WKTT
- Salisbury, Maryland; United States;
- Frequency: 97.5 MHz
- Branding: Live 97.5

Programming
- Format: Mainstream urban
- Affiliations: Premiere Networks

Ownership
- Owner: Rojo Broadcasting, LLC

History
- First air date: September 3, 1969 (as WICO-FM at 94.3)
- Former call signs: WICO-FM (1969–2009)
- Former frequencies: 94.3 MHz (1969–1999)
- Call sign meaning: "Cat Country" (previous format)

Technical information
- Licensing authority: FCC
- Facility ID: 53489
- Class: A
- ERP: 3,700 watts
- HAAT: 100 meters (330 ft)
- Transmitter coordinates: 38°21′37.4″N 75°37′7.2″W﻿ / ﻿38.360389°N 75.618667°W

Links
- Public license information: Public file; LMS;
- Webcast: Listen live
- Website: live975.com

= WKTT (FM) =

WKTT (97.5 MHz, "Live 97.5") is an FM radio station licensed to serve Salisbury, Maryland, United States. The station, which began broadcasting in 1969, is owned by Rojo Broadcasting, LLC. WKTT broadcasts a mainstream urban format.

==History==
WICO-FM signed on September 3, 1969, at 94.3 FM. WICO-FM moved up the dial to 97.5 FM in 1999 which cleared the way for WINX-FM to sign on the air at 94.3 FM in Cambridge, Maryland.
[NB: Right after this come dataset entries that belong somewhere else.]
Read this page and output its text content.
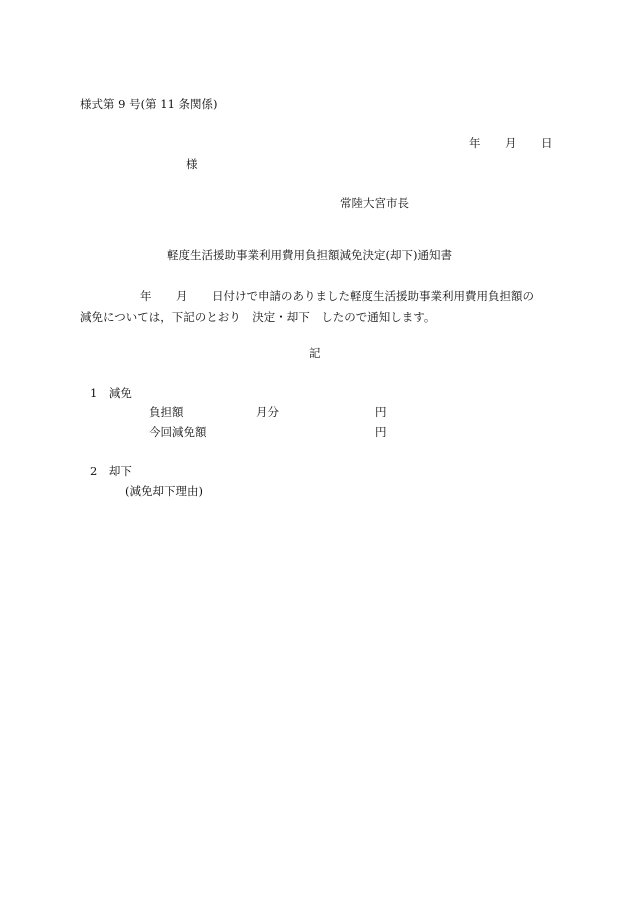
様式第 9 号(第 11 条関係)
年 月 日
様
常陸大宮市長
軽度生活援助事業利用費用負担額減免決定(却下)通知書
年 月 日付けで申請のありました軽度生活援助事業利用費用負担額の
減免については，下記のとおり　決定・却下　したので通知します。
記
1　減免
負担額	月分	円
今回減免額	円
2　却下
(減免却下理由)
After nearly 40 years of broadcasting as WICO-FM, the station was assigned the WKTT call sign by the Federal Communications Commission on March 30, 2009.

WKTT and sister station WICO (1320 AM) were purchased effective May 12, 2016, from Delmarva Broadcasting Company by Robin Rothschild, at a purchase price of $300,000.

On March 1, 2017, WKTT changed its format from country to urban contemporary, branded as "Live 97.5" after it was sold to Rojo Broadcasting, LLC for $305,000.